Schedule for releases

Robert N. M. Watson rwatson at
Wed Dec 22 10:01:26 UTC 2010

On 22 Dec 2010, at 01:28, Julian Elischer wrote:

>> (2) Is our security support lifetime for -STABLE branches too short to allow
>>    major products to be built on them and have the downstream product
>>    lifetime largely live within our lifetime?
> I think so.. places I have worked tend to need about a year to get a new release of their
> product out the door in practice, and if we jump to a new  release every year,
> then as they jump, so do we, so they are 2 revisions back "again".
> Generally a company wouldn't want to go through the pain of an OS upgrade more than
> about once in three years and often it's longer..  It IS a pain for them.
> they have to actually retool all their testing and they have to re-certify tons of
> stuff, such as their build procedures. ALSO, with a new release comes a new set of ports.
> and THEY have to be re-certified too.

The extended support release model was introduced to address these specific concerns, providing non-".0" releases that had a guarantee of a minimum of two years security support from the day of release. It would be interesting to know if this has in fact led to a preference for building products and providing services on extended support releases.

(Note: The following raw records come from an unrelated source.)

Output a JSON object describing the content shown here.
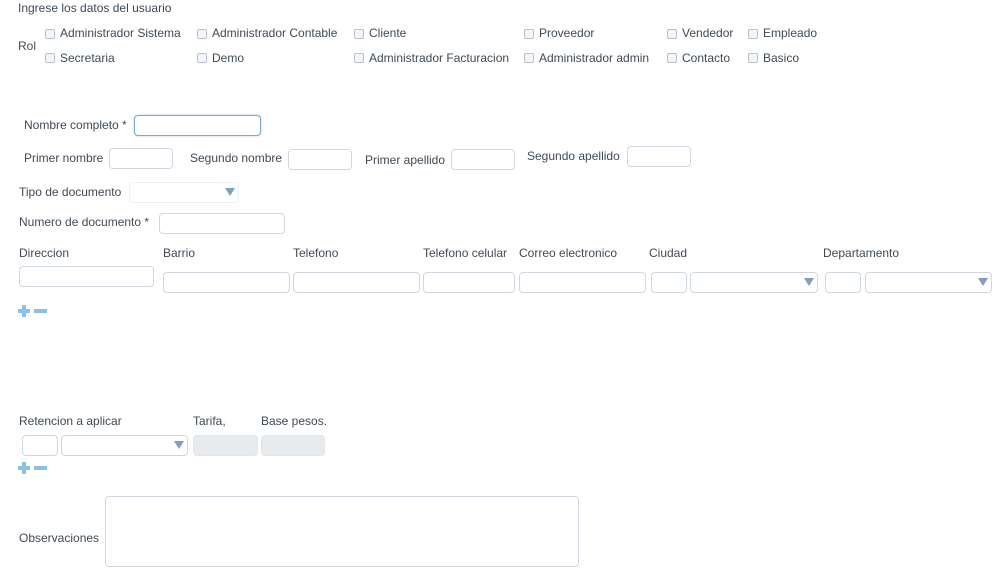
{
  "header": {
    "title": "Ingrese los datos del usuario"
  },
  "roles": {
    "label": "Rol",
    "items": [
      "Administrador Sistema",
      "Administrador Contable",
      "Cliente",
      "Proveedor",
      "Vendedor",
      "Empleado",
      "Secretaria",
      "Demo",
      "Administrador Facturacion",
      "Administrador admin",
      "Contacto",
      "Basico"
    ]
  },
  "fields": {
    "nombre_completo": "Nombre completo *",
    "primer_nombre": "Primer nombre",
    "segundo_nombre": "Segundo nombre",
    "primer_apellido": "Primer apellido",
    "segundo_apellido": "Segundo apellido",
    "tipo_documento": "Tipo de documento",
    "numero_documento": "Numero de documento *"
  },
  "address_table": {
    "headers": [
      "Direccion",
      "Barrio",
      "Telefono",
      "Telefono celular",
      "Correo electronico",
      "Ciudad",
      "Departamento"
    ]
  },
  "retention": {
    "label": "Retencion a aplicar",
    "tarifa": "Tarifa,",
    "base": "Base pesos."
  },
  "observaciones": "Observaciones",
  "colors": {
    "accent": "#8ec0e6",
    "border": "#cfd8e0",
    "text": "#3f4a56"
  },
  "icons": {
    "add": "plus-icon",
    "remove": "minus-icon",
    "dropdown": "chevron-down-icon"
  }
}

Looking at our current supported release table, I see that all but one of the releases on the table is an extended support release, including all non-".0" 7.x releases to date. For example, 7.1-RELEASE was shipped 4 January 2009, and will go out of support on 31 January, 2011. That's not a bad run. And if vendors slide along 7-STABLE, then they'll get two years from the final release of 7.4, likely supporting them through early 2013.

We also now provide binary updates and binary upgrades -- less valuable to appliance builders, but it would appear widely used by service-oriented consumers. Feedback from vendors / consumers who are using extended releases in preference to regular releases would be welcome -- is the current balance there right?

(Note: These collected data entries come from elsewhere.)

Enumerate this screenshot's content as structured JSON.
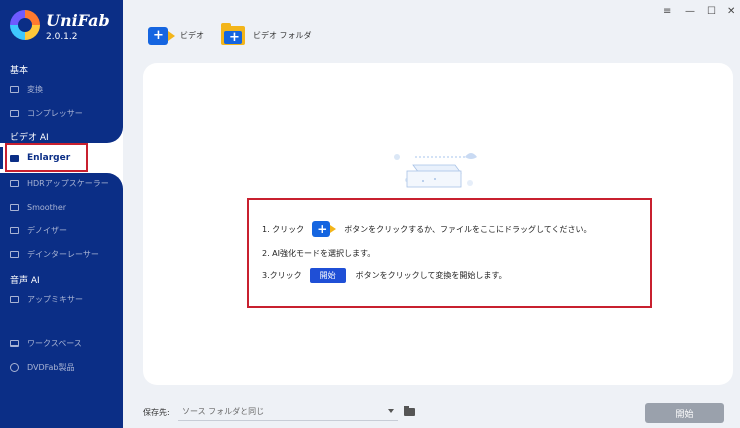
{
  "app": {
    "name": "UniFab",
    "version": "2.0.1.2"
  },
  "sidebar": {
    "sections": [
      {
        "title": "基本",
        "items": [
          {
            "label": "変換"
          },
          {
            "label": "コンプレッサー"
          }
        ]
      },
      {
        "title": "ビデオ AI",
        "items": [
          {
            "label": "Enlarger",
            "active": true
          },
          {
            "label": "HDRアップスケーラー"
          },
          {
            "label": "Smoother"
          },
          {
            "label": "デノイザー"
          },
          {
            "label": "デインターレーサー"
          }
        ]
      },
      {
        "title": "音声 AI",
        "items": [
          {
            "label": "アップミキサー"
          }
        ]
      }
    ],
    "bottom": [
      {
        "label": "ワークスペース"
      },
      {
        "label": "DVDFab製品"
      }
    ]
  },
  "toolbar": {
    "video_label": "ビデオ",
    "folder_label": "ビデオ フォルダ"
  },
  "window_controls": {
    "menu": "≡",
    "minimize": "—",
    "maximize": "☐",
    "close": "✕"
  },
  "instructions": {
    "step1_prefix": "1. クリック",
    "step1_suffix": "ボタンをクリックするか、ファイルをここにドラッグしてください。",
    "step2": "2. AI強化モードを選択します。",
    "step3_prefix": "3.クリック",
    "step3_button": "開始",
    "step3_suffix": "ボタンをクリックして変換を開始します。"
  },
  "footer": {
    "save_label": "保存先:",
    "save_value": "ソース フォルダと同じ",
    "start_button": "開始"
  },
  "colors": {
    "sidebar": "#0b2e86",
    "accent": "#1565e0",
    "highlight": "#c8202f",
    "folder": "#f3b51a"
  }
}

Most of the feedback I'm getting suggests that our policy and technology changes in the last few years, bringing in extended support releases and binary updates, have addressed those problem areas. Instead the concern is more that -STABLE branches wrap up too quickly: if you start building a product against .0, and ship with .1, then you may find yourself trying to continue to support the product several years past our last .x release, causing problems running on contemporary hardware due to stale hardware support. And I worry a lot about the upstream problem: vendors who have significant local changes that never go upstream because HEAD is two major releases ahead.

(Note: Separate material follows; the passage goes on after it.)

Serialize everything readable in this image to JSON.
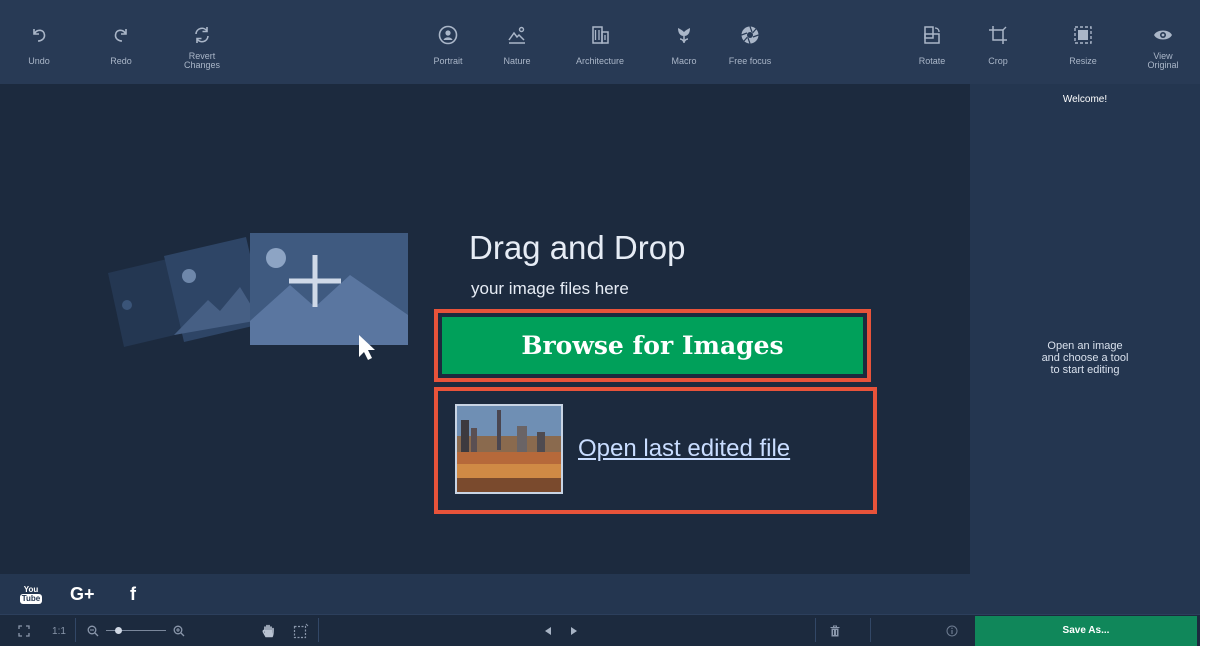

But I think we need vendors to tell us specific stories about exactly where and how things have gone wrong -- Matthew's post is valuable in that sense, as sometimes we just hear "grumble grumble releases too fast", or "running into device driver problems with 6.x!". I did some work with a customer recently in which it was almost impossible to test the changes we made upstream on their actual product release version on the basis of a lack of device driver support in 6.x, which no longer supports ethernet and storage chipsets on many current motherboards.